Archive for December, 2007

Christmas

Wednesday, December 26th, 2007

This year’s Christmas is the best so far in my entire life.

NO, my house does not have a Christmas tree or gifts piled up in one corner. We have no Christmas lights or Christmas food. So what made it the best?

I had the opportunity to do 3 of my favourite things, spend time with loved ones, worship God and eat! Haha… it started from caroling and it’s yet to stop…haha…

One of the things that turned 180 degrees this year was the way I felt when I read Christmas cards. I used to love them…I still do… but it doesn’t seem the same anymore… Cards are usually filled with praises and encouragement that really makes my head expand…and I’d be all happy and proud… haha… I confess… all glory to God…

The cards are still filled with praises and encouragement…but this time round, instead of feeling :”That’s right, I did that. Thank God I’m apreciatted”…repent… repent… repent… hahah… I’m feeling :”Oh no, I don’t deserve this. I didn’t really do what I he/she thinks I did.” I was near tears as I read the cards/bookmarks and that almost caused a glitter disaster.

I don’t know… I just don’t think I’m as good as what they say I am… I feel that truly it’s God’s grace that made it all happened in the way they perceived it…

But I am glad about this. Not because I’m being flattered. But for the first time in many years, I am able to sincerely say, :”Glory to God.” instead of puffing up with pride in my heart. God has freed me to appreciate grace and be able to give praise as it should be given.

For such a thing, I am glad and thankful. It may be low self-esteem. But at least it’s high God-esteem. =D

Merry Christmas and Blessed New Year!

ESPlosion 6 Testimony

Thursday, December 20th, 2007

Went to camp with 2 things in my heart. One was to seek direction as to what course should I take for uni. I don’t want to get stuck in a course that isn’t God’s choice. Second was to see my friends have an encounter with God.

God thought me to relax and trust Him. I know He’s been trying to teach me that for the last 2 years. But I guess I just haven’t got a hang of it. But God is gracious. He reminded that salvation is His. So I didn’t have to “save” my friends. I just had to do my part. He also reminded me take things step by step and to be obedient. Was reminded to take this “calm before the storm” period to study His Word. (I’ve just finished STPM and ‘waiting’ for results.)

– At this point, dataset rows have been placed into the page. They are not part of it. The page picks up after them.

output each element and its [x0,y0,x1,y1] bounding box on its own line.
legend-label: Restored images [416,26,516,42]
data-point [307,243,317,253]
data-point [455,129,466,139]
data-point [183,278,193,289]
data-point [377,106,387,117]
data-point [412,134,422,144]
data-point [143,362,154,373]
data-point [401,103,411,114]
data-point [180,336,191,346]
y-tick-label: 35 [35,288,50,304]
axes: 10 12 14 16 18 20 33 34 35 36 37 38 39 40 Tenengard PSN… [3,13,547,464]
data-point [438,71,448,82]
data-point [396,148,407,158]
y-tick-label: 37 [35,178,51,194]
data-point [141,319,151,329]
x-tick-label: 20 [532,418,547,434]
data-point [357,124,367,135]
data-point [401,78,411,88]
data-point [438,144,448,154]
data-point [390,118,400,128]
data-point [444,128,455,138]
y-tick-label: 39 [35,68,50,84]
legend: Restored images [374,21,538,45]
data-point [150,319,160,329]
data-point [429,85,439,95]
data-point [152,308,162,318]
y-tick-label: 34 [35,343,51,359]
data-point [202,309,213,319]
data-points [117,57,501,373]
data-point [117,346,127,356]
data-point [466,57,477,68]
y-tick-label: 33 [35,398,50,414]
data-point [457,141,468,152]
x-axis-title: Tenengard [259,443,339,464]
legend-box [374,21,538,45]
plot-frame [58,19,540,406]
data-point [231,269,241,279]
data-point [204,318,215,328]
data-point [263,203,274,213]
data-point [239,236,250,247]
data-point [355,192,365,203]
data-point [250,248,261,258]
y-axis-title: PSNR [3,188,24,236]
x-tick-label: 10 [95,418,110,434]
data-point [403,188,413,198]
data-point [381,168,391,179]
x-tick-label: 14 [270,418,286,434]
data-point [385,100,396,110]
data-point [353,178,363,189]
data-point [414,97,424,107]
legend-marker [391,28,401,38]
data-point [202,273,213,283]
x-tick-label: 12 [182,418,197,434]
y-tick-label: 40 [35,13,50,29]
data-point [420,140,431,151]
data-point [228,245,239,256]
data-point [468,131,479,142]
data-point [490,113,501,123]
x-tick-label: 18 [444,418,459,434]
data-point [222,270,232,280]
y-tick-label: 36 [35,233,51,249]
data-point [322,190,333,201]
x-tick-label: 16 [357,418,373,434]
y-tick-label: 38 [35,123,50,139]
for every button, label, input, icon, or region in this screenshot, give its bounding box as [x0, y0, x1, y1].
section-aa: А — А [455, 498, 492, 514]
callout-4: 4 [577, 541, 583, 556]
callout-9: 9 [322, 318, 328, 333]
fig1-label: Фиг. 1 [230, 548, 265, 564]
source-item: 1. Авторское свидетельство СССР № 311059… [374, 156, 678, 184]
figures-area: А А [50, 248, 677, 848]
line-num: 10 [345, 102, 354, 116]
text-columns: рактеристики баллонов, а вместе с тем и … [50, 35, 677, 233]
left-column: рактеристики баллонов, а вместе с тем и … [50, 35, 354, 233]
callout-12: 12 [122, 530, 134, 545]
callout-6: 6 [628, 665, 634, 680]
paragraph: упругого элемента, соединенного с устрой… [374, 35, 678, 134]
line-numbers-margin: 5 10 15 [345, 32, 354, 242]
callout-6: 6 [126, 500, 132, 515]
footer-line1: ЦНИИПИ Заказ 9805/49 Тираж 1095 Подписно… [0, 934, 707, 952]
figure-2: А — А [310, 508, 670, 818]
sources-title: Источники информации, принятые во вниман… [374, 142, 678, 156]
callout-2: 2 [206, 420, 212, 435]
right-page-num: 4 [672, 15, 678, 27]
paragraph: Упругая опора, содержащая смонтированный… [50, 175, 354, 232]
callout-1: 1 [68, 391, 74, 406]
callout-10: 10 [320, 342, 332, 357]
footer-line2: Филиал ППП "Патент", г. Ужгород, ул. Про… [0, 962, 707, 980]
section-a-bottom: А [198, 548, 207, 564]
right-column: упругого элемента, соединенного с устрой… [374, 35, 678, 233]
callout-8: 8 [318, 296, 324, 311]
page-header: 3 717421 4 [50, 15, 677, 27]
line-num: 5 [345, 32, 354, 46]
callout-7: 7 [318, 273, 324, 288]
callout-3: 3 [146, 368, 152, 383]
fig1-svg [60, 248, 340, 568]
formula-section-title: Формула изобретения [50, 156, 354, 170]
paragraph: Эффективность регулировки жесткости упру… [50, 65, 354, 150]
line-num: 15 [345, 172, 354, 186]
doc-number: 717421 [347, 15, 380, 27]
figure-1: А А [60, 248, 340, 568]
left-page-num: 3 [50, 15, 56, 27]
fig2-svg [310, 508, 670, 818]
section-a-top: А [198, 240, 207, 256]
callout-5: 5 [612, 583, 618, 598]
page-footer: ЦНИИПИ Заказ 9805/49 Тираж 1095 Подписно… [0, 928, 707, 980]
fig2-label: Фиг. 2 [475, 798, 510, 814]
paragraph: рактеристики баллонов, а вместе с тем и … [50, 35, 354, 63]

He also showed me a flaw in my belief. I always thought that God would tell me what’s next. He will, just not in the way I would want Him to. His word is a lamp unto my feet. I was thinking of flood lights kinda lamps where I can see all within  a range of 50 meters. Well, God doesn’t always work like that. More often He gives us just enough light for us to be able to carefully take the next step. And one more thing, unless we take the next step, we won’t move forward, the lamp that shows the way won’t move forward, and we won’t be able to see what’s next. So that’s faith, trusting that God will light the way even though we can’t see what’s in front of us.

So I’m living each day. Trying hard to trust and believe and let God do what He wants to do how He wants to do it. Because He knows best. Honestly, though sometimes I doubt, but God has been faithful. I can’t wait to see what He has installed for me.

Nothing extraordinary, but no less miraculous. That is God’s grace.